Remember, Satan used and twisted scripture when Christ was going through his temptations, so we know that it’s part of the devil’s arsenal.

frustration4My friend Erica told me something fascinating she’d once heard: “The Holy Spirit does not motivate with guilt.”  Likewise, my incredibly wise writing professor Judy said, “I know the voice of God because that voice invites me to move closer without shame while the voice of Satan fills me with an electric dread that makes me want to hide.”

As always, I encouraged this blog reader to explore Exposure and Response Prevention therapy.  In the four years since my ERP, the voice of OCD has become so easy to recognize.  I finally know my enemy’s voice.

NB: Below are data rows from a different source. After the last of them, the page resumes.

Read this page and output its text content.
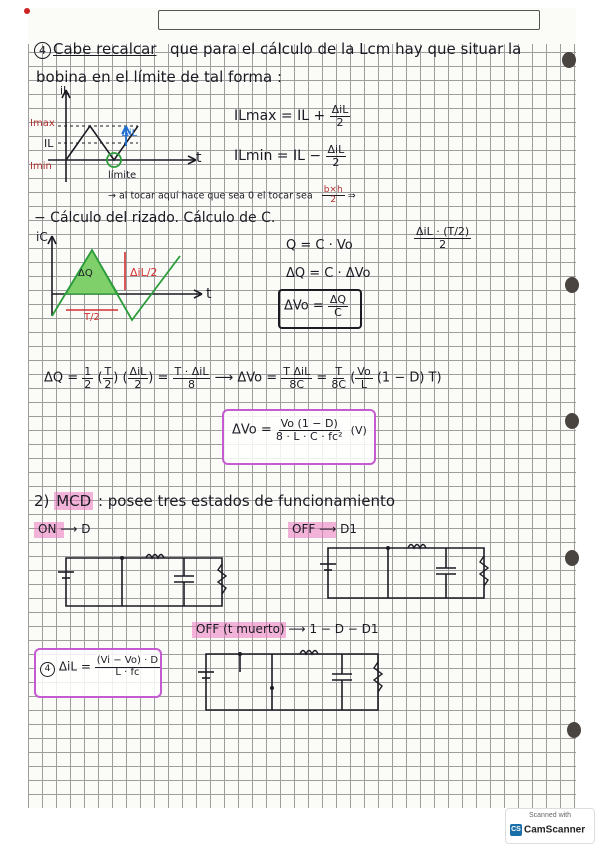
4 Cabe recalcar que para el cálculo de la Lcm hay que situar la
bobina en el límite de tal forma :
iL
Imax
IL
Imin
ΔiL
t
límite
ILmax = IL + $\frac{\text{ΔiL}}{2}$
ILmin = IL − $\frac{\text{ΔiL}}{2}$
→ al tocar aquí hace que sea 0 el tocar sea $\frac{b\times h}{2}$ ⇒
− Cálculo del rizado. Cálculo de C.
$\frac{\text{ΔiL · (T/2)}}{2}$
iC
ΔQ	ΔiL/2
t
T/2
Q = C · Vo
ΔQ = C · ΔVo
$\Delta Vo = \frac{\Delta Q}{C}$
$\Delta Q = \frac{1}{2}$ ( $\frac{T}{2}$ ) ( $\frac{\text{ΔiL}}{2}$ ) = $\frac{\text{T · ΔiL}}{8}$ ⟶ $\Delta Vo = \frac{\text{T ΔiL}}{8C} = \frac{T}{8C}$ ( $\frac{Vo}{L} (1 - D)$ T)
$\Delta Vo = \frac{Vo (1 - D)}{\text{8 · L · C · fc²}} (V)$
2) MCD : posee tres estados de funcionamiento
ON ⟶ D	OFF ⟶ D1
OFF (t muerto) ⟶ 1 − D − D1
4 $\Delta iL = \frac{(Vi - Vo) \cdot D}{L \cdot fc}$
Scanned with
CS CamScanner
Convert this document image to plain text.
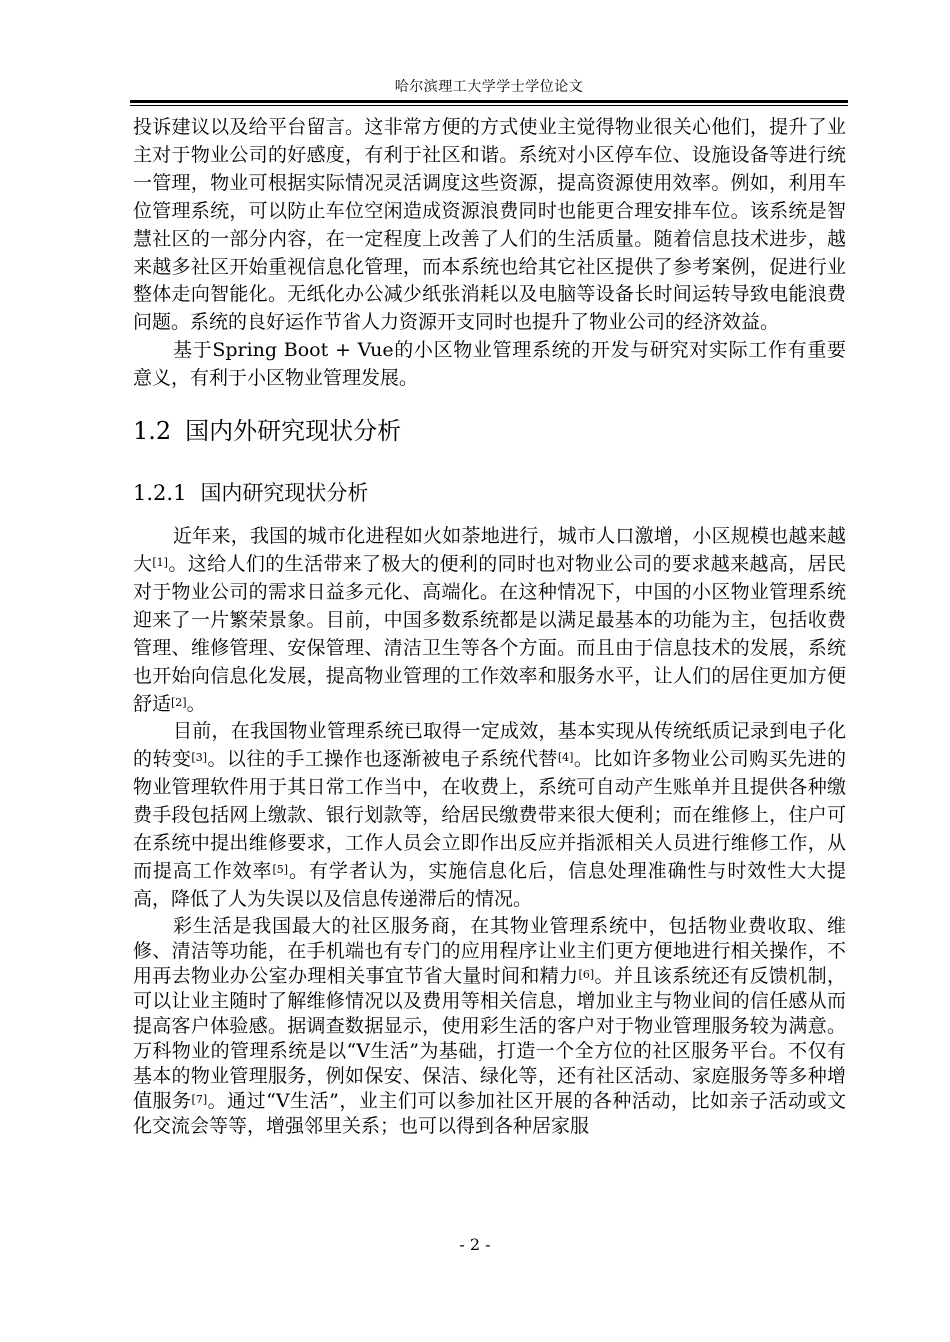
哈尔滨理工大学学士学位论文

投诉建议以及给平台留言。这非常方便的方式使业主觉得物业很关心他们，提升了业主对于物业公司的好感度，有利于社区和谐。系统对小区停车位、设施设备等进行统一管理，物业可根据实际情况灵活调度这些资源，提高资源使用效率。例如，利用车位管理系统，可以防止车位空闲造成资源浪费同时也能更合理安排车位。该系统是智慧社区的一部分内容，在一定程度上改善了人们的生活质量。随着信息技术进步，越来越多社区开始重视信息化管理，而本系统也给其它社区提供了参考案例，促进行业整体走向智能化。无纸化办公减少纸张消耗以及电脑等设备长时间运转导致电能浪费问题。系统的良好运作节省人力资源开支同时也提升了物业公司的经济效益。

基于Spring Boot + Vue的小区物业管理系统的开发与研究对实际工作有重要意义，有利于小区物业管理发展。

1.2 国内外研究现状分析
1.2.1 国内研究现状分析

近年来，我国的城市化进程如火如荼地进行，城市人口激增，小区规模也越来越大[1]。这给人们的生活带来了极大的便利的同时也对物业公司的要求越来越高，居民对于物业公司的需求日益多元化、高端化。在这种情况下，中国的小区物业管理系统迎来了一片繁荣景象。目前，中国多数系统都是以满足最基本的功能为主，包括收费管理、维修管理、安保管理、清洁卫生等各个方面。而且由于信息技术的发展，系统也开始向信息化发展，提高物业管理的工作效率和服务水平，让人们的居住更加方便舒适[2]。

目前，在我国物业管理系统已取得一定成效，基本实现从传统纸质记录到电子化的转变[3]。以往的手工操作也逐渐被电子系统代替[4]。比如许多物业公司购买先进的物业管理软件用于其日常工作当中，在收费上，系统可自动产生账单并且提供各种缴费手段包括网上缴款、银行划款等，给居民缴费带来很大便利；而在维修上，住户可在系统中提出维修要求，工作人员会立即作出反应并指派相关人员进行维修工作，从而提高工作效率[5]。有学者认为，实施信息化后，信息处理准确性与时效性大大提高，降低了人为失误以及信息传递滞后的情况。

彩生活是我国最大的社区服务商，在其物业管理系统中，包括物业费收取、维修、清洁等功能，在手机端也有专门的应用程序让业主们更方便地进行相关操作，不用再去物业办公室办理相关事宜节省大量时间和精力[6]。并且该系统还有反馈机制，可以让业主随时了解维修情况以及费用等相关信息，增加业主与物业间的信任感从而提高客户体验感。据调查数据显示，使用彩生活的客户对于物业管理服务较为满意。万科物业的管理系统是以“V生活”为基础，打造一个全方位的社区服务平台。不仅有基本的物业管理服务，例如保安、保洁、绿化等，还有社区活动、家庭服务等多种增值服务[7]。通过“V生活”，业主们可以参加社区开展的各种活动，比如亲子活动或文化交流会等等，增强邻里关系；也可以得到各种居家服

- 2 -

And better yet, I know my savior’s.


When Thinking Hurts


I remember days when my brain worked like a manic assembly line, working, working, always working– and not in a good way.  Those days, I’d carve out time reserved for obsessions, for list-making, for mental reassurances.  Car rides were killer– especially those long stretches on boring I-90– and could throw me into panic mode.  At night, I’d lie awake in bed, drowning in circular thought.

And that was the thing: my mind was racing, but it never got anywhere.  Ten minutes or an hour or a week later, I’d still be chewing on the same things, exerting so much effort for no gain.

I was programmed.  When there was a moment, a pause, a hesitation, my head would fly to a dark place.  And then it would battle its way back out.  Over and over and over (and over and over and over and over and over …).  So useless, so fruitless, and so much energy spent, so much time wasted.

The by-products of OCD are not worth the efforts.

These days, my mind is still working hard– but in a good, healthy, productive way.  I listen to audiobooks while I get ready in the morning, in my car, while I exercise, as I fall asleep.  I let the wonder of literature engage my mind and thoughts, and it feels healthy, like solving a difficult puzzle or marveling at philosophy.  I write every day– blogging, poetry, my novel– and it’s like climbing a mountain.  My brain is a muscle, flexing and growing stronger.  My conversations with friends are deep and meaningful and far more important than just seeking out temporary comfort.  

When thinking hurts in a bad way, you need to re-wire your brain.

Dark Promises

One of the worst bouts of intrusive thoughts I’ve had occurred for me in high school.  For a time, my intrusive thoughts were “God, I promise that I will …”

It could be something stupid.  Touch this lamp.  Not eat toast.  

But more often, it was something more difficult, a much bigger deal.  The one that kept forcing its way into my mind was, “God, I promise that I will go to hell.”

Well, that was a conundrum, eh?

I was a wreck.  I kept picturing myself getting to heaven’s gate and once I stepped inside those pearly gates– well, just doing so would then be breaking a promise to God (i.e., sinning), and then, wouldn’t I then get thrown out of heaven for my sin?

I was screwed either way.

Or so I thought.

But you can’t believe everything you think.  AMEN.

Has anyone else had intrusive thoughts similar to these?